Marta Góes e H. Babenco roteirizaram o livro homônimo de Alan Pauls sobre Sofia e Rímini. Os dois, juntos desde o começo da adolescência, estão casados há 12 anos e decidem, pacificamente, se separar. Para Rímini (Gael Garcia Bernal, o Che Guevara de “Diários de Motocicleta” – 2004), a situação é confortável: conhece outras mulheres, apaixona-se sem vontade. Porém, não desvia o foco de sua antiga parceira. Fica atormentado, tem lapsos de memória em seu trabalho (é tradutor), enfim, sua vida parece se normalizar. Puro palão. Ele se esforça para jogar seu passado para dentro do ralo, mas as lembranças têm mais músculos. Com Sofia (Analía Couceyro, aí a tão grata revelação!) muda quase nada. Ela, entretanto, é perfeitamente possessiva e ciumenta enrustida (às vezes). Aceita ficar longe do ex-cônjuge, sem, deveras, desviar-se da biografia dele. Persegue-o. Briga com Rímini por ele namorar e não contar a situação à agora ‘amiga’. Bafeja em seu cangote cada vez que o menino pelo qual se encantou na infância tenta escapulir. Não existem mais direitos, liberdades. Estão presos.

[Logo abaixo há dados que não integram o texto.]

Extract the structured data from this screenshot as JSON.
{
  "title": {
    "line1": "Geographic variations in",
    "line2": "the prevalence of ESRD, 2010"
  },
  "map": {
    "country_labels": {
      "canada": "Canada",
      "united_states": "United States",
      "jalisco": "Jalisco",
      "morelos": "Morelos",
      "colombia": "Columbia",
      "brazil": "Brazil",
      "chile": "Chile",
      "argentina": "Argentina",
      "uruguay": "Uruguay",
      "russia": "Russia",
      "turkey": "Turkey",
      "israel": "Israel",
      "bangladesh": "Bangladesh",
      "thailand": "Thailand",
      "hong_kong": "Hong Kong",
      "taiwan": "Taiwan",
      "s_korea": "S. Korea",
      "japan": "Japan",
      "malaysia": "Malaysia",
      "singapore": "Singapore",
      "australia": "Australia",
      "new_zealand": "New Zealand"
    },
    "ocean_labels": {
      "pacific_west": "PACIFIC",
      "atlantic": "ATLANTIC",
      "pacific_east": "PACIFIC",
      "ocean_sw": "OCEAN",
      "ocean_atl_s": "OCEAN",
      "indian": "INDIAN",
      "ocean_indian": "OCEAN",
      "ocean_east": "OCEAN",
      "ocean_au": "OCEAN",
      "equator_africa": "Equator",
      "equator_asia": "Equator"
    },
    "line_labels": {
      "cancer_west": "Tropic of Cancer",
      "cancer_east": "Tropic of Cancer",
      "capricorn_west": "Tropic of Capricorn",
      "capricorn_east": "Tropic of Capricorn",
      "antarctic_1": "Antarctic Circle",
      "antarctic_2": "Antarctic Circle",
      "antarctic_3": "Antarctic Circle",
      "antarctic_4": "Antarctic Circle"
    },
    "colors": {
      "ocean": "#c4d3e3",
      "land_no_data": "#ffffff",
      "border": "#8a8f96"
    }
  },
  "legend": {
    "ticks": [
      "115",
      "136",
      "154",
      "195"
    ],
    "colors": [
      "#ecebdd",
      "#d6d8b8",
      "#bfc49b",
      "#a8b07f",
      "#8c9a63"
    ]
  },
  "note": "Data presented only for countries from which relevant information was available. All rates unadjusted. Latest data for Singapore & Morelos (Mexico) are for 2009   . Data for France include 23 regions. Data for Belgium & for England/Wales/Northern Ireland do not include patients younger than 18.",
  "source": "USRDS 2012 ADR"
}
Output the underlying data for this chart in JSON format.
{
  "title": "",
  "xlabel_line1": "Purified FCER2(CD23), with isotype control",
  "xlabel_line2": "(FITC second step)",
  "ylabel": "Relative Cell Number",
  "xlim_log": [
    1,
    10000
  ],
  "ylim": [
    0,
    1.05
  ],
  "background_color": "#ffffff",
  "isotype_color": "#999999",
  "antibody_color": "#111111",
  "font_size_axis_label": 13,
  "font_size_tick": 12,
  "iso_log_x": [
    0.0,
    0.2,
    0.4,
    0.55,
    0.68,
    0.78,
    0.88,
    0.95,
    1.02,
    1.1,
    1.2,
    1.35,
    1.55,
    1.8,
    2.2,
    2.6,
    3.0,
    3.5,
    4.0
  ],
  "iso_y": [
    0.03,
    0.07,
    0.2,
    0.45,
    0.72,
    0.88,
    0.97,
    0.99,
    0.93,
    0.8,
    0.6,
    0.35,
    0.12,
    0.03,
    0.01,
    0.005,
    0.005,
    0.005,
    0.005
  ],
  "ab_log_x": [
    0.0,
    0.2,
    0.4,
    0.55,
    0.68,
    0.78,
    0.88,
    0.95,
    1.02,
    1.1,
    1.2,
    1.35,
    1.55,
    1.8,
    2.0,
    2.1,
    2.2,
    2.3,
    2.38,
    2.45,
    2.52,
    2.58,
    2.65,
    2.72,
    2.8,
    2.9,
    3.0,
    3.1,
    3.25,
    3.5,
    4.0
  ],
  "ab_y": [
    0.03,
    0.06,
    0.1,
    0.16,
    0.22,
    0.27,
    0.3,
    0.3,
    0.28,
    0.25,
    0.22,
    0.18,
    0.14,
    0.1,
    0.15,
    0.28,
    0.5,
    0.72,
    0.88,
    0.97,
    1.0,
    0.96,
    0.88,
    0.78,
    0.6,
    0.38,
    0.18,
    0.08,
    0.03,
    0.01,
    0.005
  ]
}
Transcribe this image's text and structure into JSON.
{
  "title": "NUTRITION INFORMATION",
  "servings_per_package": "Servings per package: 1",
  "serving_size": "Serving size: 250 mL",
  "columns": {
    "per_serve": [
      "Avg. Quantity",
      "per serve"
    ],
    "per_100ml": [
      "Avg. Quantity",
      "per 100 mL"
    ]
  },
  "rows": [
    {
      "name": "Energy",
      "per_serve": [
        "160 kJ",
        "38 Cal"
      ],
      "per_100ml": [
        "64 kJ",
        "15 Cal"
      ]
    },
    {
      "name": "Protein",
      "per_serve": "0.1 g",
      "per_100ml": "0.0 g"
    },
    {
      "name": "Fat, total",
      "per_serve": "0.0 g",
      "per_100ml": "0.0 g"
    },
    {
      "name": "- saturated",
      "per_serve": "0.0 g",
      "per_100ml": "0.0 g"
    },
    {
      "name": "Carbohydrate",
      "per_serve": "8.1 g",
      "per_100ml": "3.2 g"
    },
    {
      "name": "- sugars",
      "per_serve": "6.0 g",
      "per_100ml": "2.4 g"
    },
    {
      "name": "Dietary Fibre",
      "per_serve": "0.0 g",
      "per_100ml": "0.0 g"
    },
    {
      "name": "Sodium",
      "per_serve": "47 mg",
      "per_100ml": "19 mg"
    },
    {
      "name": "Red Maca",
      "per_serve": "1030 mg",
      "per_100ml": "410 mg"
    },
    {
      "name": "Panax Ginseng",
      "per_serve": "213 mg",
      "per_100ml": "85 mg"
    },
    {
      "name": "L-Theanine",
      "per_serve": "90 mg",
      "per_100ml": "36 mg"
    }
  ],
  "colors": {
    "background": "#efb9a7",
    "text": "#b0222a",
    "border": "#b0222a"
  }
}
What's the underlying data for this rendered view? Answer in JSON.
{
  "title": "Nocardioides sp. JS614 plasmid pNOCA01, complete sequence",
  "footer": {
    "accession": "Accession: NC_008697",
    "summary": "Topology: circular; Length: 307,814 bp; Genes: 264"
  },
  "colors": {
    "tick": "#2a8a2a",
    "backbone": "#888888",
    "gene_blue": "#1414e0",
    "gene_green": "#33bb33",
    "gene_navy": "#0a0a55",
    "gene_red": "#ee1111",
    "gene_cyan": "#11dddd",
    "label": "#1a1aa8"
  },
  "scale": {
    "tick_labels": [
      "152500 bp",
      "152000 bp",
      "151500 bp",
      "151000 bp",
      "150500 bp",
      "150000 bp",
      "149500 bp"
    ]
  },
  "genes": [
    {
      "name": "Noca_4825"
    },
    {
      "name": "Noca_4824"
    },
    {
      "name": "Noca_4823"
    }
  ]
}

Analía domina a película. Em seu quatro papel no cinema, a atriz sabe se impor. O rosto forte, marcado pela ausência da beleza-padrão hollywoodiana, olhar de ataque imediato, constrangem todos os espectadores. Sentimos medo dela a partir da segunda metade do filme. Na medida em que o longa avança, Sofia se amaluca. Deixa-se dominar pela paranóia. A loucura em seu estado catatônico finca-se no corpo dela. Bernal, por sua vez, não surpreende tanto, já que seu talento é reconhecido e ousado por acatar personagens deste porte. É difícil encarar um homem cuja recordação se mistura de forma unânime em confusão mental. A trajetória de Rímini se altera a tal ponto de ele se isolar do mundo em um apartamento e, mesmo assim, o passado não o larga. E Babenco guia o trabalho com bastante detalhe. Seu nono drama soma tragédias: nos casos de Rímini estão uma jovem prostituta (Vera), a colega de profissão (Carmen) que lhe confere a paternidade, e uma senhora de ‘meia idade’. São três protótipos a deleite do personagem. Nada que Sofia não suje com sua presença. O mundo dela conta.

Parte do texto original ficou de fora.